Чехов знал женщину в деталях, определял характер по одному слову. Но Бергман идет еще дальше, он проникает в самую глубь, в самые потаенные уголки души, это его и мучает, и страшит, ив тоже время он упоен своим знанием, оно — импульс к новым и новым художественным воплощениям. В чем-то он и сам немного женщина, как Достоевский. Хотя это тоже из области догадок. Говорить о его влиянии на русский театр очень сложно. Прежде всего, я думаю, повлияли не столько его спектакли ( их просто не было в России) — сколько его фильмы. И не столько эстетика этих фильмов, сколько глубина проникновения в то, что почиталось если и не запретным, то во всяком случае закрытым, неподвластным художественному творчеству. Вероятно, у Васильева это было, у Камы Гинкаса проскальзывало это желание быть беспощадным. Хотя когда речь идет о влияниях, можно с полным правом говорить только о себе, потому что только ты один знаешь степень продуктивности и значимости для тебя чужого опыта.
Мне говорили, что у меня в «Превращении» Кафки есть элементы бергмановской эстетики. Часто говорят, что для режиссера очень большие проблемы составляет отбор драматургического материала. Видимо, для Бергмана этого вопроса не существовало. В театре он работает с пьесами. Мне кажется, что он брался за драматургию, чтобы уйти, отдохнуть от себя. В кино ведь, как правило, все из него. Думаю, что ему хотелось некоей конструкции, уже готового, кем-то созданного мира как временного прибежища; хотелось спрятаться в другого автора, в другой стиль — чтобы, воплощая его, немного отдохнуть от ответственности. Какие-то пьесы он обживал как дом, возвращаясь к ним снова и снова, десятилетия подряд.

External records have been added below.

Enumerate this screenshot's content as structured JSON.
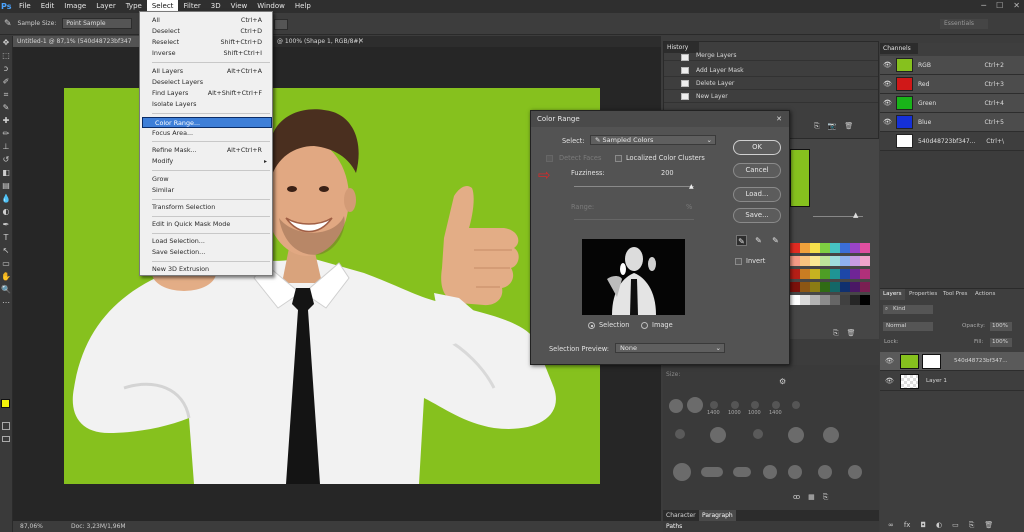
{
  "menubar": {
    "logo": "Ps",
    "items": [
      "File",
      "Edit",
      "Image",
      "Layer",
      "Type",
      "Select",
      "Filter",
      "3D",
      "View",
      "Window",
      "Help"
    ],
    "active": "Select"
  },
  "options": {
    "sample_size_label": "Sample Size:",
    "sample_size_value": "Point Sample",
    "workspace": "Essentials"
  },
  "document": {
    "tab_active": "Untitled-1 @ 87,1% (540d48723bf347",
    "tab_other": "@ 100% (Shape 1, RGB/8#)",
    "zoom": "87,06%",
    "doc_info": "Doc: 3,23M/1,96M"
  },
  "select_menu": {
    "items": [
      {
        "label": "All",
        "shortcut": "Ctrl+A"
      },
      {
        "label": "Deselect",
        "shortcut": "Ctrl+D"
      },
      {
        "label": "Reselect",
        "shortcut": "Shift+Ctrl+D"
      },
      {
        "label": "Inverse",
        "shortcut": "Shift+Ctrl+I"
      },
      {
        "label": "All Layers",
        "shortcut": "Alt+Ctrl+A"
      },
      {
        "label": "Deselect Layers",
        "shortcut": ""
      },
      {
        "label": "Find Layers",
        "shortcut": "Alt+Shift+Ctrl+F"
      },
      {
        "label": "Isolate Layers",
        "shortcut": ""
      },
      {
        "label": "Color Range...",
        "shortcut": ""
      },
      {
        "label": "Focus Area...",
        "shortcut": ""
      },
      {
        "label": "Refine Mask...",
        "shortcut": "Alt+Ctrl+R"
      },
      {
        "label": "Modify",
        "shortcut": ""
      },
      {
        "label": "Grow",
        "shortcut": ""
      },
      {
        "label": "Similar",
        "shortcut": ""
      },
      {
        "label": "Transform Selection",
        "shortcut": ""
      },
      {
        "label": "Edit in Quick Mask Mode",
        "shortcut": ""
      },
      {
        "label": "Load Selection...",
        "shortcut": ""
      },
      {
        "label": "Save Selection...",
        "shortcut": ""
      },
      {
        "label": "New 3D Extrusion",
        "shortcut": ""
      }
    ]
  },
  "color_range": {
    "title": "Color Range",
    "select_label": "Select:",
    "select_value": "Sampled Colors",
    "detect_faces": "Detect Faces",
    "localized": "Localized Color Clusters",
    "fuzziness_label": "Fuzziness:",
    "fuzziness_value": "200",
    "range_label": "Range:",
    "range_pct": "%",
    "radio_selection": "Selection",
    "radio_image": "Image",
    "preview_label": "Selection Preview:",
    "preview_value": "None",
    "ok": "OK",
    "cancel": "Cancel",
    "load": "Load...",
    "save": "Save...",
    "invert": "Invert"
  },
  "history": {
    "title": "History",
    "rows": [
      "Merge Layers",
      "Add Layer Mask",
      "Delete Layer",
      "New Layer"
    ]
  },
  "channels": {
    "title": "Channels",
    "rows": [
      {
        "name": "RGB",
        "shortcut": "Ctrl+2",
        "color": "#86c11e"
      },
      {
        "name": "Red",
        "shortcut": "Ctrl+3",
        "color": "#d01818"
      },
      {
        "name": "Green",
        "shortcut": "Ctrl+4",
        "color": "#19b319"
      },
      {
        "name": "Blue",
        "shortcut": "Ctrl+5",
        "color": "#1530d8"
      },
      {
        "name": "540d48723bf347...",
        "shortcut": "Ctrl+\\",
        "color": "#ffffff"
      }
    ]
  },
  "layers": {
    "tabs": [
      "Layers",
      "Properties",
      "Tool Pres",
      "Actions"
    ],
    "kind": "Kind",
    "mode": "Normal",
    "opacity_label": "Opacity:",
    "opacity": "100%",
    "lock_label": "Lock:",
    "fill_label": "Fill:",
    "fill": "100%",
    "rows": [
      "540d48723bf347...",
      "Layer 1"
    ]
  },
  "bottom_tabs": {
    "character": "Character",
    "paragraph": "Paragraph",
    "paths": "Paths"
  },
  "brush_panel": {
    "size_label": "Size:",
    "sizes": [
      "1400",
      "1000",
      "1000",
      "1400"
    ]
  }
}
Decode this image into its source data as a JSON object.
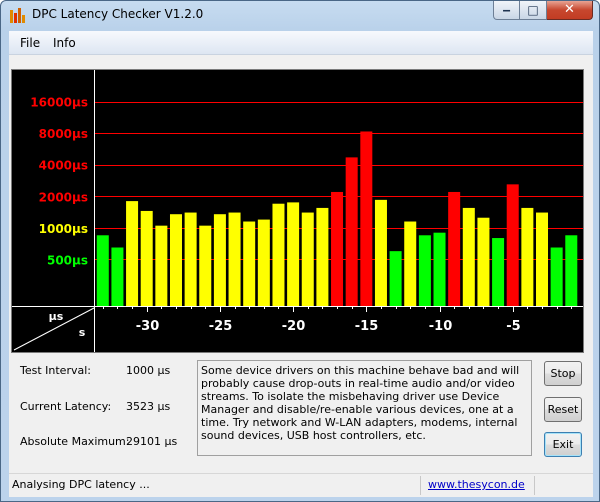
{
  "window": {
    "title": "DPC Latency Checker V1.2.0",
    "buttons": {
      "minimize": "‒",
      "maximize": "□",
      "close": "✕"
    }
  },
  "menu": {
    "items": [
      "File",
      "Info"
    ]
  },
  "chart_data": {
    "type": "bar",
    "y_tick_labels": [
      {
        "label": "16000µs",
        "color": "#ff0000"
      },
      {
        "label": "8000µs",
        "color": "#ff0000"
      },
      {
        "label": "4000µs",
        "color": "#ff0000"
      },
      {
        "label": "2000µs",
        "color": "#ff0000"
      },
      {
        "label": "1000µs",
        "color": "#ffff00"
      },
      {
        "label": "500µs",
        "color": "#00ff00"
      }
    ],
    "y_tick_values": [
      16000,
      8000,
      4000,
      2000,
      1000,
      500
    ],
    "y_scale": "log2",
    "ylim": [
      180,
      32000
    ],
    "axis_unit_label_y": "µs",
    "axis_unit_label_x": "s",
    "x_ticks": [
      -30,
      -25,
      -20,
      -15,
      -10,
      -5
    ],
    "x_tick_labels": [
      "-30",
      "-25",
      "-20",
      "-15",
      "-10",
      "-5"
    ],
    "xlim": [
      -33.6,
      -0.2
    ],
    "bar_width_seconds": 1,
    "grid": true,
    "thresholds": {
      "green_max": 1000,
      "yellow_max": 2000
    },
    "colors": {
      "green": "#00ff00",
      "yellow": "#ffff00",
      "red": "#ff0000",
      "background": "#000000",
      "grid": "#ff0000"
    },
    "x": [
      -33,
      -32,
      -31,
      -30,
      -29,
      -28,
      -27,
      -26,
      -25,
      -24,
      -23,
      -22,
      -21,
      -20,
      -19,
      -18,
      -17,
      -16,
      -15,
      -14,
      -13,
      -12,
      -11,
      -10,
      -9,
      -8,
      -7,
      -6,
      -5,
      -4,
      -3,
      -2,
      -1
    ],
    "values": [
      850,
      650,
      1800,
      1450,
      1050,
      1350,
      1400,
      1050,
      1350,
      1400,
      1150,
      1200,
      1700,
      1750,
      1400,
      1550,
      2200,
      4700,
      8300,
      1850,
      600,
      1150,
      850,
      900,
      2200,
      1550,
      1250,
      800,
      2600,
      1550,
      1400,
      650,
      850
    ]
  },
  "info": {
    "test_interval_label": "Test Interval:",
    "test_interval_value": "1000 µs",
    "current_latency_label": "Current Latency:",
    "current_latency_value": "3523 µs",
    "absolute_maximum_label": "Absolute Maximum:",
    "absolute_maximum_value": "29101 µs"
  },
  "message": "Some device drivers on this machine behave bad and will probably cause drop-outs in real-time audio and/or video streams. To isolate the misbehaving driver use Device Manager and disable/re-enable various devices, one at a time. Try network and W-LAN adapters, modems, internal sound devices, USB host controllers, etc.",
  "buttons": {
    "stop": "Stop",
    "reset": "Reset",
    "exit": "Exit"
  },
  "status": {
    "text": "Analysing DPC latency ...",
    "link": "www.thesycon.de"
  }
}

И его тяга к музыке очень понятна — это расширение собственных возможностей, это опять же и труд, но и отдых — отдых от слова, например. Но и здесь между драматическим и музыкальным его опытом происходило очень плодотворное взаимообогащение: скажем, «Волшебная флейта» была драматизирована через игру актеров. Конечно, в опере и в кино разная природа драматизма, но у Бергмана все получается. Ему удается найти и драматизм, и динамизм в условном статичном жанре. Так же, как его драматические спектакли во многом строятся по принципу музыкального темпоритма.
Я пробовал работать в кино, и мне там не понравилось. Я люблю театр за то, что в нем как бы из ничего, из воздуха рождается мир, жизнь, характеры, чувства — и исчезают в ту же секунду, уходят тоже как бы в никуда. Все можно повторить. Но на самом деле повторить ничего нельзя — в этом театр. Это будет что-то уже совсем другое, возможно, лучше, глубже, пронзительнее. Вот этот риск, эта жизнь на грани, эта неповторимость минуты и возможность, надежда на миг совершенства — вот что для меня театр. Кино увековечивает эту минуту, но тем самым убивает ее. Вот она — хуже или лучше на пленке, можно ею любоваться, можно страдать от ее несовершенства, но с ней ничего нельзя уже сделать: она мертва.
Потому для меня как театрального режиссера очень актуальна загадка Ингмара Бергмана, сумевшего преодолеть это глубинное противоречие двух искусств и в каждом из них остаться Ингмаром Бергманом — великим режиссером XX века.